[0012] In view of the above, it is an objective of the present invention to provide a new and improved vending
machine control system that decreases the energy consumption of the vending machine while ensuring that an appropriate supply of products to be vended are available at all times. More particularly, it is an objective of the present invention to provide a new and improved vending
machine control system that utilizes an adaptive energy usage profile
control system to minimize
power consumption while ensuring that an adequate supply of product is available at the appropriate temperature for vending.
[0015] After the pattern of learned activity is established for the location of the vending machine, the
control system in a preferred embodiment will build and maintain a dynamic operational control calendar, and initiate a program to adjust the vending machine's
thermal control operations based on the learned
purchasing patterns of the consumers. The
control system will manage the energy consumption levels of the vending machine to maximize savings during learned periods of little or no demand. By utilizing this
artificial intelligence (AI), the system of the present invention will be capable of adapting to changes in seasons, work schedules and demands to ensure that maximum energy savings are achieved.
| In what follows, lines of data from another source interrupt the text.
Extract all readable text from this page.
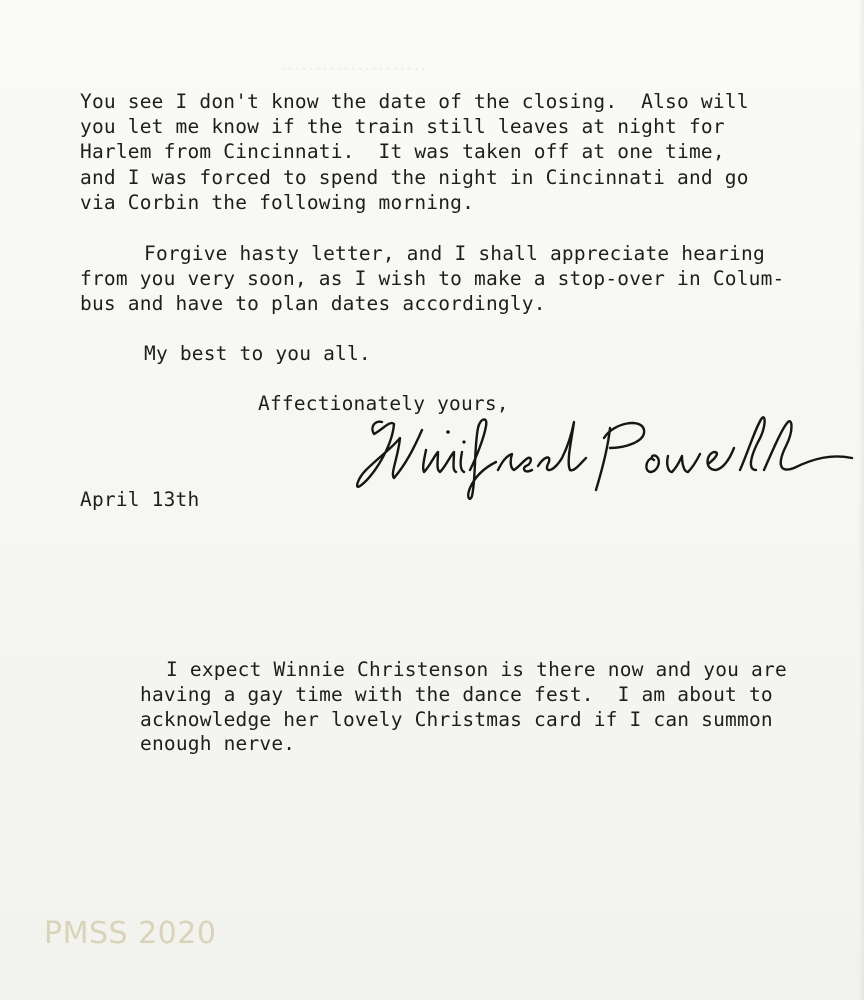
·····················
You see I don't know the date of the closing.  Also will
you let me know if the train still leaves at night for
Harlem from Cincinnati.  It was taken off at one time,
and I was forced to spend the night in Cincinnati and go
via Corbin the following morning.
Forgive hasty letter, and I shall appreciate hearing
from you very soon, as I wish to make a stop-over in Colum-
bus and have to plan dates accordingly.
My best to you all.
Affectionately yours,
April 13th
I expect Winnie Christenson is there now and you are
having a gay time with the dance fest.  I am about to
acknowledge her lovely Christmas card if I can summon
enough nerve.
PMSS 2020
This
adaptive control program will continually monitor,
record and adapt to changes in demand for product, energy usage and duration of
thermal recovery cycles and track changes in real time. By applying the advanced learning algorithms, more dramatic energy savings can be achieved than by those delivered by previous fixed calendar systems. This will result in greater energy savings and reduced cost, while ensuring that an appropriate amount of product is ready to be vended.
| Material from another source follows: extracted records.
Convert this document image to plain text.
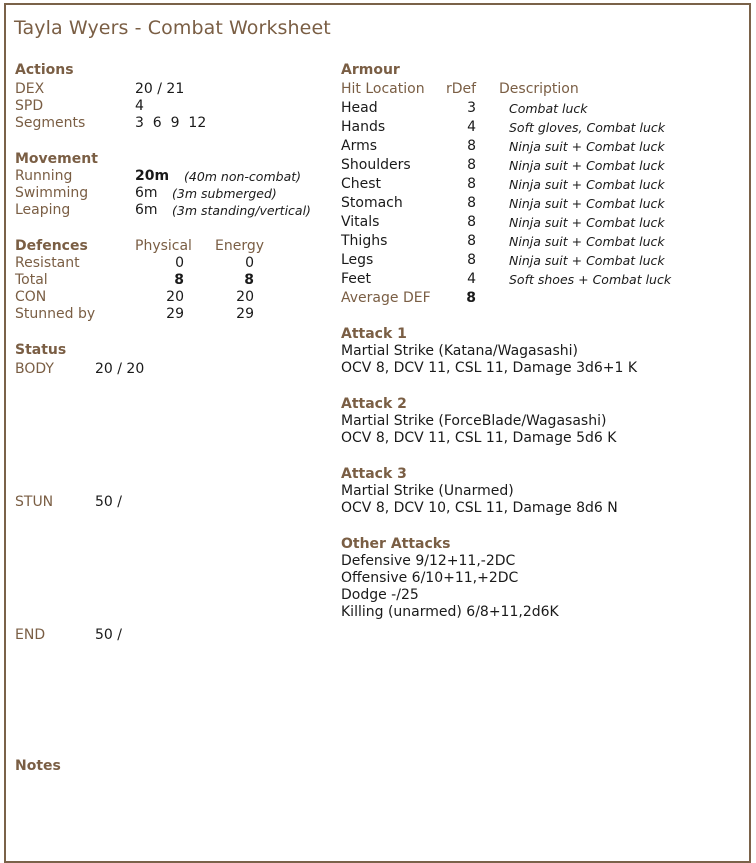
Tayla Wyers - Combat Worksheet
Actions
DEX	20 / 21
SPD	4
Segments	3  6  9  12
Movement
Running	20m (40m non-combat)
Swimming	6m (3m submerged)
Leaping	6m (3m standing/vertical)
Defences	Physical Energy
Resistant	0	0
Total	8	8
CON	20	20
Stunned by	29	29
Status
BODY	20 / 20
STUN	50 /
END	50 /
Notes
Armour
Hit Location rDef Description
Head	3	Combat luck
Hands	4	Soft gloves, Combat luck
Arms	8	Ninja suit + Combat luck
Shoulders	8	Ninja suit + Combat luck
Chest	8	Ninja suit + Combat luck
Stomach	8	Ninja suit + Combat luck
Vitals	8	Ninja suit + Combat luck
Thighs	8	Ninja suit + Combat luck
Legs	8	Ninja suit + Combat luck
Feet	4	Soft shoes + Combat luck
Average DEF	8
Attack 1
Martial Strike (Katana/Wagasashi)
OCV 8, DCV 11, CSL 11, Damage 3d6+1 K
Attack 2
Martial Strike (ForceBlade/Wagasashi)
OCV 8, DCV 11, CSL 11, Damage 5d6 K
Attack 3
Martial Strike (Unarmed)
OCV 8, DCV 10, CSL 11, Damage 8d6 N
Other Attacks
Defensive 9/12+11,-2DC
Offensive 6/10+11,+2DC
Dodge -/25
Killing (unarmed) 6/8+11,2d6K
[0016] In an alternate embodiment of the present invention, the system includes an interface to a building control system and / or other outside network. Such additional information as provided by such networks greatly enhances the ability of the system of the present invention to manage energy usage based on anticipated demand. In one embodiment which includes an interface to an existing building control system, the vending control system will receive occupied or vacant status indicators from temperature, lighting and security sub systems as well as indoor and outdoor actual temperature and
humidity data. The advanced predictive algorithms of the system of the present invention will then use these data elements and indicators as additional data points to track and predict product usage patterns.
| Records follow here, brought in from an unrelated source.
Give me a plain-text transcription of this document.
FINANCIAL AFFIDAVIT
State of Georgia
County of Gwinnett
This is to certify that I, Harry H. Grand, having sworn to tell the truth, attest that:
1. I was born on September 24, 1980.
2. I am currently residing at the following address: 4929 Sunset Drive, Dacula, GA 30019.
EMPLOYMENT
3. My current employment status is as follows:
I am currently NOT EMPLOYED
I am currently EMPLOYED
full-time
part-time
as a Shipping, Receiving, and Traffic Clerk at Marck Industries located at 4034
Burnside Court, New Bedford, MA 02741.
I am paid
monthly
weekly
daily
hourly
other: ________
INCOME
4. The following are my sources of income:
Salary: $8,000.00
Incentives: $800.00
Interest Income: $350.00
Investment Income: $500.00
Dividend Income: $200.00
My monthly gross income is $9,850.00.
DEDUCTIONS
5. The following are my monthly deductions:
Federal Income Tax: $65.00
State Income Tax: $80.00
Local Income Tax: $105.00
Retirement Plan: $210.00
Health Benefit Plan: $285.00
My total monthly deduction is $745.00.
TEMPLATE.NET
[0017] In a further embodiment of the present invention the control system of the present invention will forward all of its sensed data to a
central repository or processor via a network. Alternatively, the control system will share all of its sensed data with other similar devices. In either implementation, the system of the present invention will
gain expanded knowledge relating to weather, demand for product and any other computational or sensed factors which will effect its management of ready-to-vend product on hand. Access to such external sensed points and factors will provide an additional level of input to the control and
energy management function of the control system of the present invention and to the network. This will greatly improve the control system's ability to predict and manage both ready-to-vend quantities of product as well as energy used by the vending machine to maintain Energy Star certification.
[0018] In a further preferred embodiment, the system of the present invention will be
energy cost aware. By having access to the cost of energy being supplied to it by a load serving entity, the control system of the present invention can take
advantage of real time or
time of day (TOD) price changes. During low
energy cost periods, the control system can operate the vending machine to store cooling in its inventory of product and then ride through high cost periods by using advanced temperature and demand management algorithms to balance
product demand, energy use and ready-to-vend product availability to achieve maximum energy and
cost savings. This balancing of
energy cost, demand for product and temperature management will be based on learned processes, which can dynamically alter the operation of the unit based on real time and historical statistical data.
[0019] A further preferred embodiment of the system will permit it to adjust the price of the vended product in a owner specified relationship to the cost of energy and the demand level for the product. This will provide a means for recovering energy cost differentials in a traditional supply / demand market dynamic.